Federal regulators are accusing T-Mobile USA (TMUS) of collecting hundreds of millions of dollars from bogus SMS text services crammed onto phone bills.
T-Mobile allegedly billed customers for “premium” SMS text message subscriptions and received 35 percent to 40 percent of the $9.99 monthly fee. According to the lawsuit filed by the Federal Trade Commission in U.S. District Court today, T-Mobile buried the charges in bills that sometimes stretched more than 50 pages. The text fees were often for celebrity gossip, horoscope readings, or flirting tips, the agency said.
T-Mobile Chief Executive Officer John Legere says the FTC’s “sensationalized legal action” is unfounded and without merit. “T-Mobile is fighting harder than any of the carriers to change the way the wireless industry operates, and we are disappointed that the FTC has chosen to file this action against the most pro-consumer company in the industry rather than the real bad actors,” Legere said in a statement. He added that T-Mobile quit the premium text business in 2013 and had an “aggressive” program to refund customers’ money.
The charges date to 2009, according to the lawsuit, which says the wireless carrier should have suspected the fees were not authorized by customers because of the high rate of refund requests T-Mobile was receiving, as high as 40 percent some months.
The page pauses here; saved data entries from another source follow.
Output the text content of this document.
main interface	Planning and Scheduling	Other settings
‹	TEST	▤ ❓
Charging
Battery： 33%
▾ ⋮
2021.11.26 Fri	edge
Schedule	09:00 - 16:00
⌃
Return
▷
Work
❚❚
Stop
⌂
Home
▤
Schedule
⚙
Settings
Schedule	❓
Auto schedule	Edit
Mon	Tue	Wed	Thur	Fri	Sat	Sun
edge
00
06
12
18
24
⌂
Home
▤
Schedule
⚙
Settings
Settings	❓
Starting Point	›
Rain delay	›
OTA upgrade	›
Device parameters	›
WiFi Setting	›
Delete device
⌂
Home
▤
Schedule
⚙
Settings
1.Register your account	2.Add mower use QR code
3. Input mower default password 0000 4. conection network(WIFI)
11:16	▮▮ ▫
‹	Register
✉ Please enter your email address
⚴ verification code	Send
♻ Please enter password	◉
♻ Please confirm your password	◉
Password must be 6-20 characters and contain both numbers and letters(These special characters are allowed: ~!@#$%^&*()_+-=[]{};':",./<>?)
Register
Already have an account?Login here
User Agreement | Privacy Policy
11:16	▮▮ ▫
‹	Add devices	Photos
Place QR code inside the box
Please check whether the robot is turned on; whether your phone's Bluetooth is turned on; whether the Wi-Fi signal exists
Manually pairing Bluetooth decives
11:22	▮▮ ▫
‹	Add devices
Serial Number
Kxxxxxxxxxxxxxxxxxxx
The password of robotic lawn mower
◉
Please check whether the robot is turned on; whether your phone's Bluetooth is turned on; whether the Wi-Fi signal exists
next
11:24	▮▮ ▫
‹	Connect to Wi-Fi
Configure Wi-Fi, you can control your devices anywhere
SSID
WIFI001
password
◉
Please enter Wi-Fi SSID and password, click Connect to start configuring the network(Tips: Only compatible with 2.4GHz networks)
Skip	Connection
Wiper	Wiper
Other state and federal regulators have sought to eliminate such third-party subscription services in the telephone industry.
“Because these mystery fees are inconspicuously added to the bill, charges often go undetected for many months or even years, if they are detected at all,” the Federal Communications Commission says, estimating that as many as 20 million Americans each year have such charges on their phone bills.